I tend to use wide-mouth jars for ease of filling and emptying the jars. I also use left-over lids from canning or these reusable, plastic lids.

Decoctions are made by simmering hard plant material, such as roots and bark. To 4 cups of water, add between 1/2 and 1 cup of herbs, depending upon your needs and how concentrated you want your end product. Add the herbs to a pot of cold water, bring to a boil, then reduce to a simmer. Allow to simmer for 20 minutes, and the water will have been reduced by half. Strain and the resulting liquid is your decoction.

Hot infusions are made by steeping delicate plant parts, such as leaves and flowers, in hot water. I use anywhere from 1 tablespoon up to 4 tablespoons per 1 cup (8oz) of water, depending upon how strong I want the end result.

Measurements

I have listed the ingredients by volume, not by weight. For example, I measure by cup, not by ounces. So, 1 cup equals 1 part.

If you want a smaller batch, use a 1/2 cup or an even 1/4 cup to represent your measurement of “1 part”, and maintain the ratios throughout.

Weighing everything would be more precise, but I haven’t found weighing everything out to exact amounts to matter much with this tea.

(Need more information on what to eat when the power goes out? Check out our free QUICKSTART Guide.)

How to make respiratory relief tea

Follow the instructions below on how to make the Cold Infusion Phase, the Decoction Phase, and the Hot Infusion Phase.

Here are the steps to combine the phases:

  1. Make the cold infusion phase first.
  2. Use the resulting liquid as the water for your decoction.
  3. Strain out the herbs and reserve the liquid.
  4. Reheat the decoction (the liquid) if needed to just before boiling.
  5. Add the herbs for the hot infusion, turn off the heat, and cover.
  6. Allow herbs to steep covered for at least 15 minutes.
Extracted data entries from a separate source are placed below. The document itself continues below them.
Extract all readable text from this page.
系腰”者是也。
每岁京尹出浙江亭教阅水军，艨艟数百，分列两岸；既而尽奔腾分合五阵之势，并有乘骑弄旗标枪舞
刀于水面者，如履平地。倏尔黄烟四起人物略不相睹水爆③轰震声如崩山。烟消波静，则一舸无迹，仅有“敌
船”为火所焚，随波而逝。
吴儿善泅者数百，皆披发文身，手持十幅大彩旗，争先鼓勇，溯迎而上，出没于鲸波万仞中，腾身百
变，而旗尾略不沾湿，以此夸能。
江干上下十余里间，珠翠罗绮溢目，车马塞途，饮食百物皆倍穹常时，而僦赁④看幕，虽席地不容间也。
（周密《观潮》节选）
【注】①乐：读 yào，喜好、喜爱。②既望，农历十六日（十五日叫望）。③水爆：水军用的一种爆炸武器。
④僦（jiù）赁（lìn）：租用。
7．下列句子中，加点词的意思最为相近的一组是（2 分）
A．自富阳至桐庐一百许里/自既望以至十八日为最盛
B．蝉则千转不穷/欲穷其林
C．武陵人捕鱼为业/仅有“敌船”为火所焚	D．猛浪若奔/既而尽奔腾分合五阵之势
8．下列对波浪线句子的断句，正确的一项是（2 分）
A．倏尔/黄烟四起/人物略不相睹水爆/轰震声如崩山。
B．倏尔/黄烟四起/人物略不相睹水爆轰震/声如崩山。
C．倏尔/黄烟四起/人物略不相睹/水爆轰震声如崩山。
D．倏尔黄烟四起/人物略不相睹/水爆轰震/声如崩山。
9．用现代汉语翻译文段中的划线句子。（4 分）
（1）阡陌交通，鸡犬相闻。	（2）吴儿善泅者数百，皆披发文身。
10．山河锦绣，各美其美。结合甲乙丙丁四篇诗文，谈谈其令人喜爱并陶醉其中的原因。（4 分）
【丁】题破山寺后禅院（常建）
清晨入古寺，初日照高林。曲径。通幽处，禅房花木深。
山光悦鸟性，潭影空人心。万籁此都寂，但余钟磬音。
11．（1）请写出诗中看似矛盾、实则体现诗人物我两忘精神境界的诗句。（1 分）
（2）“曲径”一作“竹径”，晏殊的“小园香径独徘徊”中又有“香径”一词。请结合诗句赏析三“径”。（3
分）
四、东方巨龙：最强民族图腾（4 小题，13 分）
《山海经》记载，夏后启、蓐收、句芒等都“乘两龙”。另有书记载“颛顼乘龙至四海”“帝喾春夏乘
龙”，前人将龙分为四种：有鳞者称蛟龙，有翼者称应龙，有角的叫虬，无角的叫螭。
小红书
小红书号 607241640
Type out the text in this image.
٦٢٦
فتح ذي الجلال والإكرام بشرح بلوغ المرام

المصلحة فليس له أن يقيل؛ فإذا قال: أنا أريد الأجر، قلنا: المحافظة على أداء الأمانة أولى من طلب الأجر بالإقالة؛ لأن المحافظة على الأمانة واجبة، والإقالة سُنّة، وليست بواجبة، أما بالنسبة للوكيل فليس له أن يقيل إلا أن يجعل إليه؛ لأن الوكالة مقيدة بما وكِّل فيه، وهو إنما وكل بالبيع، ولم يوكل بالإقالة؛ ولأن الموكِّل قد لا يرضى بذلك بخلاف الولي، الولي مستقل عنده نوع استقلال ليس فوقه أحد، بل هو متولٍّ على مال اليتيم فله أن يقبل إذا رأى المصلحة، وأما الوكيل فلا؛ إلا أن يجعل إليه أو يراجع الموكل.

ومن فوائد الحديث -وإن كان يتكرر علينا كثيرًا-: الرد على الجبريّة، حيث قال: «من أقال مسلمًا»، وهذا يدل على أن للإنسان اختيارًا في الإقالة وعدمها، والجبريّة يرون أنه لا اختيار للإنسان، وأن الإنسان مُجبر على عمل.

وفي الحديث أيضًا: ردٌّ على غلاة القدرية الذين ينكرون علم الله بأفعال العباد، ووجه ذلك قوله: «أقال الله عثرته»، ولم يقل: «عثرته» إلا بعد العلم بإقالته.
This takes a bit of time from beginning to end. I suggest making it in larger batches once a day and reheat just before consuming.

Honey is a perfect addition to this tea, as it helps to both sweeten the tea and to relax coughing. If you are diabetic and cannot have honey, you can sweeten your tea with something like this monkfruit-based syrup.

Respiratory relief tea- cold infusion phase

Ingredients

  • 3 parts slippery elm
  • 1 part marshmallow root
  • 4 parts room temperature water

Directions

  • Combine slippery elm bark and marshmallow root
  • Cover with the water, and allow to steep at room temperature between 4-8 hours.
  • Strain, reserve liquid, and discard the plant material.
  • Store cold infusion in the refrigerator for up to 2 days if needed.
  • Use this as the water for the decoction phase.

There are concerns with slippery elm, as it is an endangered wild plant. If you can, buy organic. That should ensure that it came from a managed population, not from a wild population that might have been overharvested. Otherwise, feel free to substitute Siberian elm instead, or just use 100% marshmallow root.

A quart mason jar will allow for 1 cup of plant material and 4 cups of water. This is the correct ratio of plant material to water, and the jars have easy-to-read measurements on the side of each jar.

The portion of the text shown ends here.